Methods: We built 1) an HL7v2 correction engine that deals with incorrect microbiology message structure and content.  The HL7v2 correction engine parses key data elements needed for epidemiologic analyses:  organism, antibiotics tested, minimum inhibitory concentrations, susceptibility interpretation, body source of the culture, and health care facility where drawn.  We describe blood and/or urine cultures, for infants 0 to 91 days old, from the first 20 weeks of the new system to parse electronic microbiology culture data.

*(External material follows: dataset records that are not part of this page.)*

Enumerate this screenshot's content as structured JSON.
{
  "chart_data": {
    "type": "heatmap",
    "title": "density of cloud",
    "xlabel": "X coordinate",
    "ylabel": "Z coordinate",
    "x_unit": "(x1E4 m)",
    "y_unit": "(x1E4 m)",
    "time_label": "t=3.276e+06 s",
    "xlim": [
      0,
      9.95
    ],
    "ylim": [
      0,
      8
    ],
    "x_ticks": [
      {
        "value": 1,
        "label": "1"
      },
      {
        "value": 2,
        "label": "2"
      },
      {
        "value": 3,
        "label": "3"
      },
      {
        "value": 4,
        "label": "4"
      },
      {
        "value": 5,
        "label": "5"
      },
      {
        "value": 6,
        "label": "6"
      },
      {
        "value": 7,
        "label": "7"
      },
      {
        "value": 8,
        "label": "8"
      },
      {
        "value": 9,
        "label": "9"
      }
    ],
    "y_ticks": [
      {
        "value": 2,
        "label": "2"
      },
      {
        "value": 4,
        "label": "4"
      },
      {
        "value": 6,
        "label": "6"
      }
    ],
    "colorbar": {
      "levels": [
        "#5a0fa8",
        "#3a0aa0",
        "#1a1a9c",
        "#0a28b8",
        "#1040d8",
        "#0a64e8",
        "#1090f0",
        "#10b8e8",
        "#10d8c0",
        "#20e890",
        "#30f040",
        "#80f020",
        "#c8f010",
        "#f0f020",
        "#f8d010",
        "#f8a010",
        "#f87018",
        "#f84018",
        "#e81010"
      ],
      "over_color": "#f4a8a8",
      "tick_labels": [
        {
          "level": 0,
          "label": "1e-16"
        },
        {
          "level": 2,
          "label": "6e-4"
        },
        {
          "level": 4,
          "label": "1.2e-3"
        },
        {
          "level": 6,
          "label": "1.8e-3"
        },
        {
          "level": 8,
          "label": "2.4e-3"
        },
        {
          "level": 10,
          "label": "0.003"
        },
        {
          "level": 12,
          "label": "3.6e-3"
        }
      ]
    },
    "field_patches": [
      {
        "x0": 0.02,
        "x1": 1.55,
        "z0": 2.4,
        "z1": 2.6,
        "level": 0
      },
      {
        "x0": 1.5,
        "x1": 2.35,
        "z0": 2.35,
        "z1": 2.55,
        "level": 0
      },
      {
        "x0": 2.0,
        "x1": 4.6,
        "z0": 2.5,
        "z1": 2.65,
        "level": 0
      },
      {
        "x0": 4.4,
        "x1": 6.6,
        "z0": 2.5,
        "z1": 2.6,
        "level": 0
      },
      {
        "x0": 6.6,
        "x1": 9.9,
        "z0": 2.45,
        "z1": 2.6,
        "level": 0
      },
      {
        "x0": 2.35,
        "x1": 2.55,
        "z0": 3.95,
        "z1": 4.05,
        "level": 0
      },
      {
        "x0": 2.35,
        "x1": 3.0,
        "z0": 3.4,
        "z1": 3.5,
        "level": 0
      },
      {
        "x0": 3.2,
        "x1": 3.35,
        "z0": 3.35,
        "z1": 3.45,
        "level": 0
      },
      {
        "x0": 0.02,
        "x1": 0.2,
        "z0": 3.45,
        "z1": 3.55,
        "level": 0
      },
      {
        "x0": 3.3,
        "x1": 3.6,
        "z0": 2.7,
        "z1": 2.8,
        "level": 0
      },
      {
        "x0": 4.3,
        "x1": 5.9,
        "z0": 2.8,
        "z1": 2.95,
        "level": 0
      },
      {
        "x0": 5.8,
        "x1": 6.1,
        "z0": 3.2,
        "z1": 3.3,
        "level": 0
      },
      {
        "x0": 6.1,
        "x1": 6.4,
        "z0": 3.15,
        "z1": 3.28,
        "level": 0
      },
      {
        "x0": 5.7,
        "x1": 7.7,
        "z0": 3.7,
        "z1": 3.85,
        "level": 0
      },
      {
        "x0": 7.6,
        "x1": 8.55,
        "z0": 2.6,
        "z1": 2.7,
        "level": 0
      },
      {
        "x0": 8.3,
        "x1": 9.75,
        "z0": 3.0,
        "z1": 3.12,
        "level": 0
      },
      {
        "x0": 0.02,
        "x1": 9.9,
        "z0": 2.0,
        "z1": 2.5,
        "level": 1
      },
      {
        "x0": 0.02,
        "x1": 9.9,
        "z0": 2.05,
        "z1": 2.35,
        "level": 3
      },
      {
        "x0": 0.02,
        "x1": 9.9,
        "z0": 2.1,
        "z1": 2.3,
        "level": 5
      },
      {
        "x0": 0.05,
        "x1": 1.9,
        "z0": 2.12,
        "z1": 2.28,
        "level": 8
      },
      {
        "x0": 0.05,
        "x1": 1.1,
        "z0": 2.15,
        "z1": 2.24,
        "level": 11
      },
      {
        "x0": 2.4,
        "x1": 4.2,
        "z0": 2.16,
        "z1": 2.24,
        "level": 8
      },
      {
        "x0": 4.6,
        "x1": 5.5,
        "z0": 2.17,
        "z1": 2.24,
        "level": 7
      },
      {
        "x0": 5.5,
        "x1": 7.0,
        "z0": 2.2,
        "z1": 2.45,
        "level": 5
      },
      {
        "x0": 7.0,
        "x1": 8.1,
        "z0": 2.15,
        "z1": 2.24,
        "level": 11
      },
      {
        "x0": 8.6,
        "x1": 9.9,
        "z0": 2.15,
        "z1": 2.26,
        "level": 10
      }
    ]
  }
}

Results: Seventy-eight infants (42 girls, 36 boys) had at least one positive culture for one or more GNRs (64 urine, 9 blood, 5 infants with both).  The majority of the results were Escherichia coli (54%), followed by Klebsiella pneumoniae (15%), Enterobacter cloacae (10%), Klebsiella oxytoca (6%), and various others.  The age range of the 78 infants was 0 to 91 days.  Three of the 78 infants had urine cultures identified as Enterobacteriaceae with extended-spectrum beta lactamase (ESBL-E), two with Escherichia coli and one with Klebsiella pneumoniae.  One of these three had a first urine culture that was a GNR but not ESBL-E, followed by a urine culture of ESBL-E three weeks later.

Conclusion: This electronic microbiology parsing system shows promise, in a health information exchange, for describing infection and antibiotic resistance patterns across a region.  Most patients with GNRMDRO are adults, but the system is also useful for pediatric data.

Marc Rosenman, MD1, Kinga Szucs, MD1, S. Maria E. Finnell, MD, MS1, Shahid Khokhar2 and Abel Kho, MD3, (1)Pediatrics, Indiana University School of Medicine, Indianapolis, IN, (2)Regenstrief Institute, Indianapolis, IN, (3)Feinberg School of Medicine, Northwestern University, Chicago, IL


M. Rosenman, None

K. Szucs, None

S. M. E. Finnell, None

S. Khokhar, None

A. Kho, None

Findings in the abstracts are embargoed until 12:01 a.m. EDT, Oct. 8th with the exception of research findings presented at the IDWeek press conferences.